Since we have 13 dimension in feature space, we will try to retain most of the variance using 10 principal components.

In [None]:
n_comp=10
pca_10=PCA(n_components=n_comp)
pca10_comp=pca_10.fit_transform(scaled_churn_data_cleaned)
df_PCA_10=pd.DataFrame(pca10_comp,
                       columns=['Principal_component_%s'%(i+1) for i in range(n_comp)],
                      index=range(1,len(pca10_comp)+1))
print(df_PCA_10)

In [None]:
sum(pca_10.explained_variance_ratio_)

In [None]:
#Test Train split of the datdset
from sklearn.model_selection import train_test_split

x_train,x_test,y_train,y_test=train_test_split(df_PCA_10,
                                               output_components,
                                               test_size=0.4,
                                               random_state=0)

We can see here that 95.8% of the variance is retained in these 10 Principal Components. 

Now we can proceed for creating the model development using the ten principal components created.
First we will start with Logistic Regression.

In [None]:
#Logistic Regression
from sklearn.linear_model import LogisticRegression
from sklearn.metrics import accuracy_score,precision_score,recall_score,classification_report
from sklearn.metrics import confusion_matrix,precision_recall_curve,roc_curve,auc,log_loss

model=LogisticRegression()
model.fit(x_train,y_train)
y_pred=model.predict(x_test)
y_pred_proba=model.predict_proba(x_test)[:, 1]
[fpr,tpr,thr]=roc_curve(y_test,y_pred_proba)

print('Train/Test split results:')
print(model.__class__.__name__+" accuracy is %2.3f" % accuracy_score(y_test, y_pred))
print(model.__class__.__name__+" log_loss is %2.3f" % log_loss(y_test, y_pred_proba))
print(model.__class__.__name__+" auc is %2.3f" % auc(fpr, tpr))
print(model.__class__.__name__+" score is  %.2f" % model.score(x_test,y_test))

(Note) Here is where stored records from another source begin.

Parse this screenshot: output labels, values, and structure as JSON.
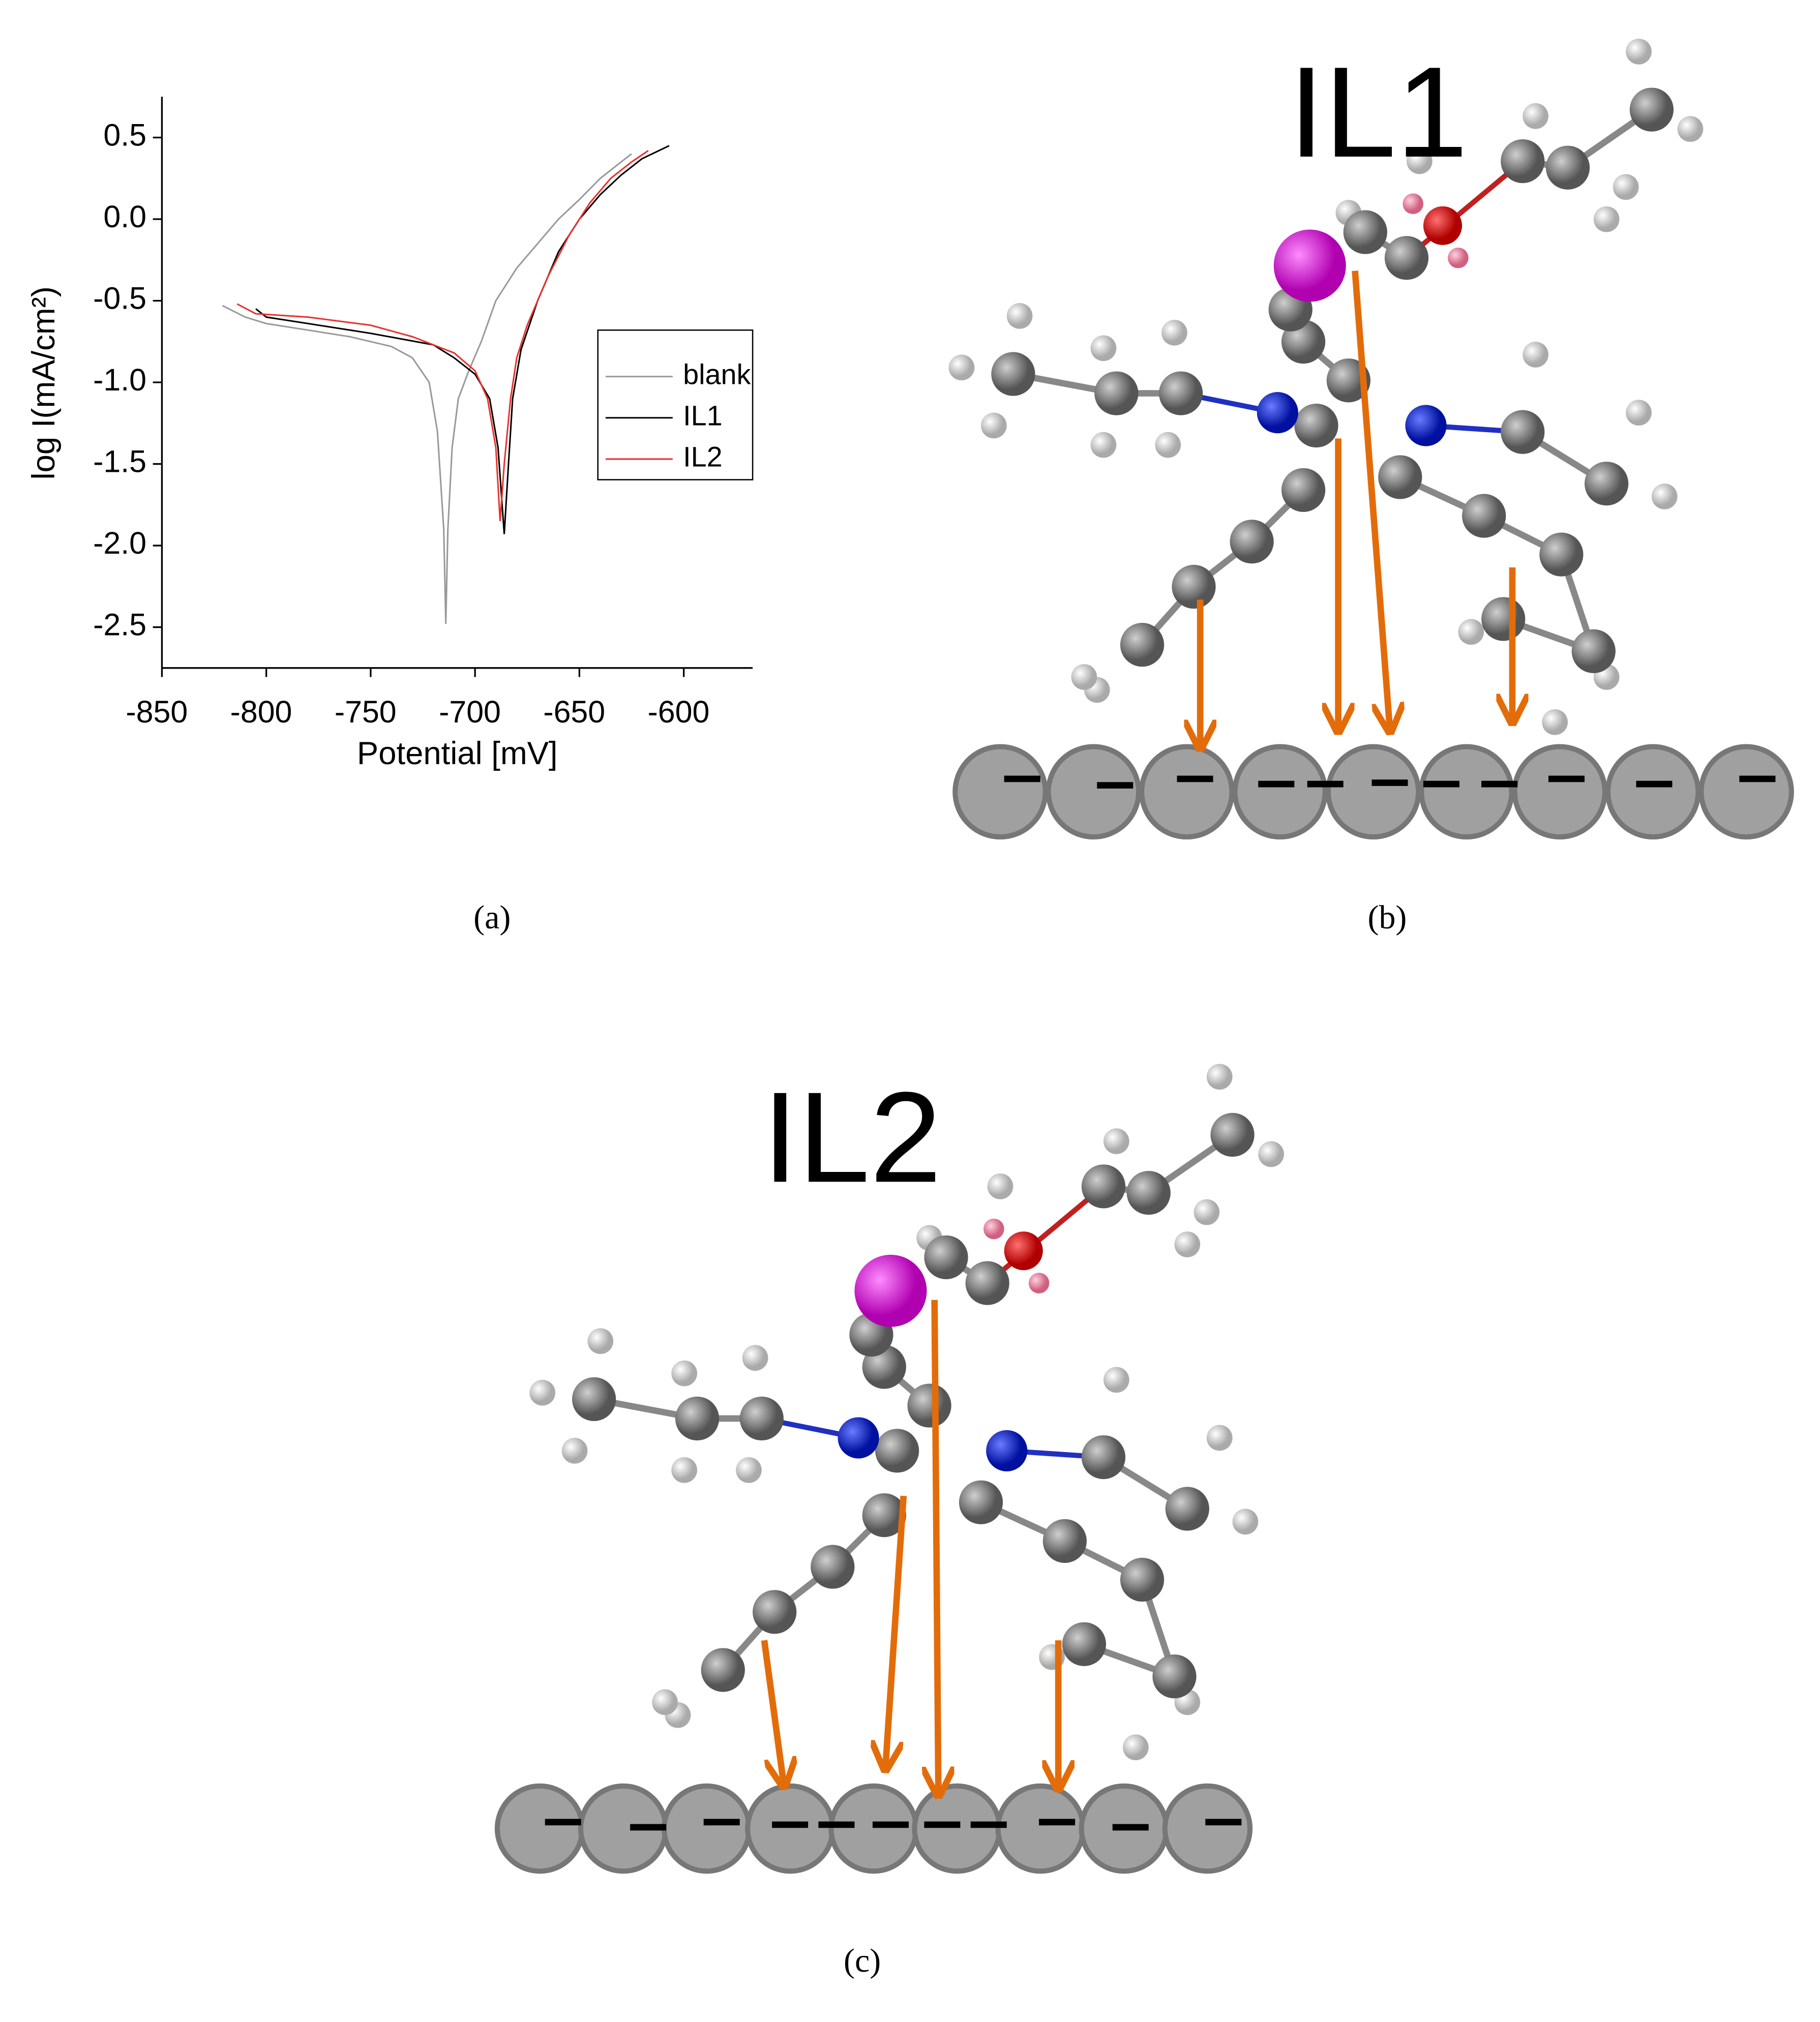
{
  "chart_data": {
    "type": "line",
    "xlabel": "Potential [mV]",
    "ylabel": "log I(mA/cm²)",
    "xlim": [
      -850,
      -567
    ],
    "xticks": [
      -850,
      -800,
      -750,
      -700,
      -650,
      -600
    ],
    "ylim": [
      -2.75,
      0.75
    ],
    "yticks": [
      0.5,
      {
        "value": 0,
        "label": "0.0"
      },
      -0.5,
      {
        "value": -1,
        "label": "-1.0"
      },
      -1.5,
      {
        "value": -2,
        "label": "-2.0"
      },
      -2.5
    ],
    "legend": "center right",
    "series": [
      {
        "name": "blank",
        "color": "#999999",
        "x": [
          -821,
          -810,
          -800,
          -780,
          -760,
          -740,
          -730,
          -722,
          -718,
          -715,
          -714,
          -713,
          -711,
          -708,
          -703,
          -697,
          -690,
          -680,
          -670,
          -660,
          -650,
          -640,
          -630,
          -625
        ],
        "values": [
          -0.53,
          -0.6,
          -0.64,
          -0.68,
          -0.72,
          -0.78,
          -0.85,
          -1.0,
          -1.3,
          -1.9,
          -2.48,
          -1.9,
          -1.4,
          -1.1,
          -0.93,
          -0.75,
          -0.5,
          -0.3,
          -0.15,
          0,
          0.12,
          0.25,
          0.35,
          0.4
        ]
      },
      {
        "name": "IL1",
        "color": "#000000",
        "x": [
          -805,
          -800,
          -780,
          -750,
          -720,
          -710,
          -700,
          -693,
          -689,
          -686,
          -684,
          -682,
          -678,
          -670,
          -660,
          -650,
          -640,
          -630,
          -620,
          -607
        ],
        "values": [
          -0.55,
          -0.6,
          -0.64,
          -0.7,
          -0.77,
          -0.85,
          -0.95,
          -1.1,
          -1.4,
          -1.93,
          -1.5,
          -1.1,
          -0.8,
          -0.5,
          -0.2,
          0,
          0.15,
          0.27,
          0.37,
          0.45
        ]
      },
      {
        "name": "IL2",
        "color": "#e8322e",
        "x": [
          -814,
          -805,
          -780,
          -750,
          -730,
          -710,
          -700,
          -694,
          -690,
          -688,
          -686,
          -683,
          -680,
          -675,
          -665,
          -655,
          -645,
          -635,
          -625,
          -617
        ],
        "values": [
          -0.52,
          -0.58,
          -0.6,
          -0.65,
          -0.72,
          -0.82,
          -0.93,
          -1.1,
          -1.4,
          -1.85,
          -1.5,
          -1.1,
          -0.85,
          -0.65,
          -0.35,
          -0.1,
          0.1,
          0.25,
          0.35,
          0.42
        ]
      }
    ]
  },
  "captions": [
    "(a)",
    "(b)",
    "(c)"
  ],
  "diagrams": [
    {
      "title": "IL1"
    },
    {
      "title": "IL2"
    }
  ]
}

The score is pretty well, lets now try with some other algorithm and see if we can get any better results.

Now lets start with Decision tree model, and see the results.

In [None]:
from sklearn.tree import DecisionTreeClassifier
from sklearn.model_selection import cross_val_score

model=DecisionTreeClassifier(random_state=0)
model.fit(x_train,y_train)
y_pred=model.predict(x_test)

score=model.score(x_test,y_test)
print(score)

In [None]:
cross_val_score(model,x_train,y_train,cv=10)

In [None]:
from sklearn.ensemble import RandomForestClassifier

model=RandomForestClassifier(n_estimators=100,
                            bootstrap=True,
                            max_features='sqrt')
model.fit(x_train,y_train)
y_pred=model.predict(x_train)
print(model.score(x_test,y_test))

We see a significant improvement in the model accuracy on going from Decision Tree to Random Forest classifier.